A friend of Hoke’s family, who spoke on condition of anonymity, said the teen was conscious and talking, but will likely lose a kidney.
Thomas, who works for SeniorCare EMS in the Bronx, was headed home to Westchester County and stuck in traffic when she saw a large group of teenagers in a dirt construction pit on the Bronx River Parkway, between the Allerton Ave. and Gun Hill Road exits.
“As I got closer, I realized some of the teenagers had weapons on them, and there was kicking and punching going on,” she said. She soon saw the victim at the “bottom of the pile” covered in blood.
“I started honking on my car horn and yelling at them,” she said, before identifying herself as a medical professional and warning the gang that she would call 911.
The teens scattered, and as the victim was crawling up to other cars asking for help, she pulled over and hopped two highway barriers to help him.

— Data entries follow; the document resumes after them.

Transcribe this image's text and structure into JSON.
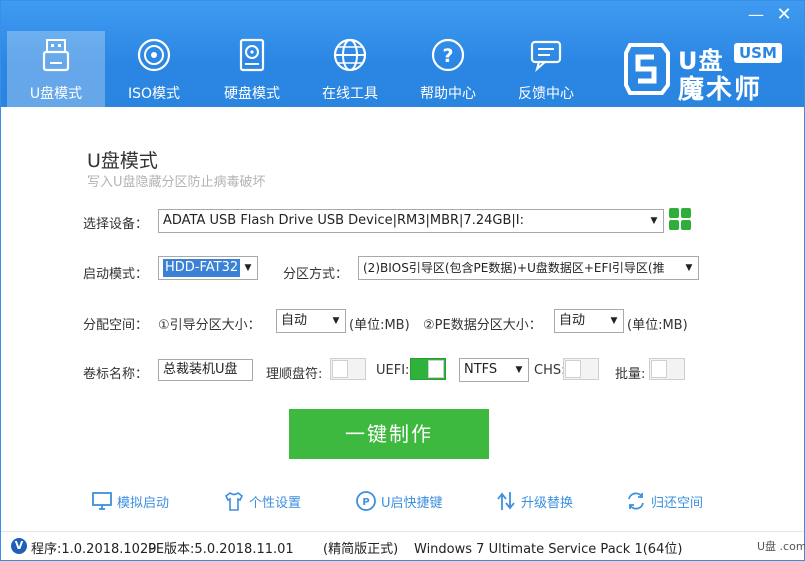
{
  "window": {
    "minimize_glyph": "—",
    "close_glyph": "✕"
  },
  "nav": [
    {
      "label": "U盘模式",
      "icon": "usb-drive-icon",
      "active": true
    },
    {
      "label": "ISO模式",
      "icon": "disc-icon",
      "active": false
    },
    {
      "label": "硬盘模式",
      "icon": "hard-disk-icon",
      "active": false
    },
    {
      "label": "在线工具",
      "icon": "globe-icon",
      "active": false
    },
    {
      "label": "帮助中心",
      "icon": "help-icon",
      "active": false
    },
    {
      "label": "反馈中心",
      "icon": "feedback-icon",
      "active": false
    }
  ],
  "logo": {
    "line1": "U盘",
    "badge": "USM",
    "line2": "魔术师"
  },
  "section": {
    "title": "U盘模式",
    "subtitle": "写入U盘隐藏分区防止病毒破坏"
  },
  "form": {
    "device_label": "选择设备：",
    "device_value": "ADATA USB Flash Drive USB Device|RM3|MBR|7.24GB|I:",
    "boot_mode_label": "启动模式：",
    "boot_mode_value": "HDD-FAT32",
    "partition_method_label": "分区方式：",
    "partition_method_value": "(2)BIOS引导区(包含PE数据)+U盘数据区+EFI引导区(推",
    "alloc_label": "分配空间：",
    "boot_size_label": "①引导分区大小：",
    "boot_size_value": "自动",
    "boot_size_unit": "(单位:MB)",
    "pe_size_label": "②PE数据分区大小：",
    "pe_size_value": "自动",
    "pe_size_unit": "(单位:MB)",
    "volume_label": "卷标名称：",
    "volume_value": "总裁装机U盘",
    "defrag_label": "理顺盘符:",
    "defrag_on": false,
    "uefi_label": "UEFI:",
    "uefi_on": true,
    "fs_value": "NTFS",
    "chs_label": "CHS:",
    "chs_on": false,
    "batch_label": "批量:",
    "batch_on": false
  },
  "make_button": "一键制作",
  "tools": [
    {
      "label": "模拟启动",
      "icon": "monitor-icon"
    },
    {
      "label": "个性设置",
      "icon": "tshirt-icon"
    },
    {
      "label": "U启快捷键",
      "icon": "shortcut-key-icon"
    },
    {
      "label": "升级替换",
      "icon": "upgrade-icon"
    },
    {
      "label": "归还空间",
      "icon": "restore-icon"
    }
  ],
  "status": {
    "badge": "V",
    "program_version": "程序:1.0.2018.1029",
    "pe_version": "PE版本:5.0.2018.11.01",
    "edition": "(精简版正式)",
    "os": "Windows 7 Ultimate Service Pack 1(64位)",
    "watermark": "U盘 .com"
  },
  "colors": {
    "header": "#2a86e3",
    "accent_green": "#3cb93e",
    "link_blue": "#3d8fe0"
  }
}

A few other drivers stopped to help — one woman called 911, while others gave her a towel to compress his wounds and a scarf to use as a tourniquet.
“I told him to basically stare at me even if I wasn’t making eye contact,” she said. “I kept asking him, what is my name, so he kept saying my name over and over again.”
Police and an Empress ambulance arrived on the scene, and she gave her car keys to a police officer, then got into the ambulance with the boy.
“He was scared. He kept telling me that he was scared, and he was having trouble breathing and that he was in pain. He knew it wasn’t good,” she said.
Cops said the fight started at French Charley’s Playground near Webster Ave.
“There’s been a dispute that’s been brewing for some time,” Shea said. “There was a female involved in this, but I don’t think it’s the traditional two men fighting over a woman.”
Police are also investigating whether a nonfatal shooting later in the evening was retaliation for the stabbing.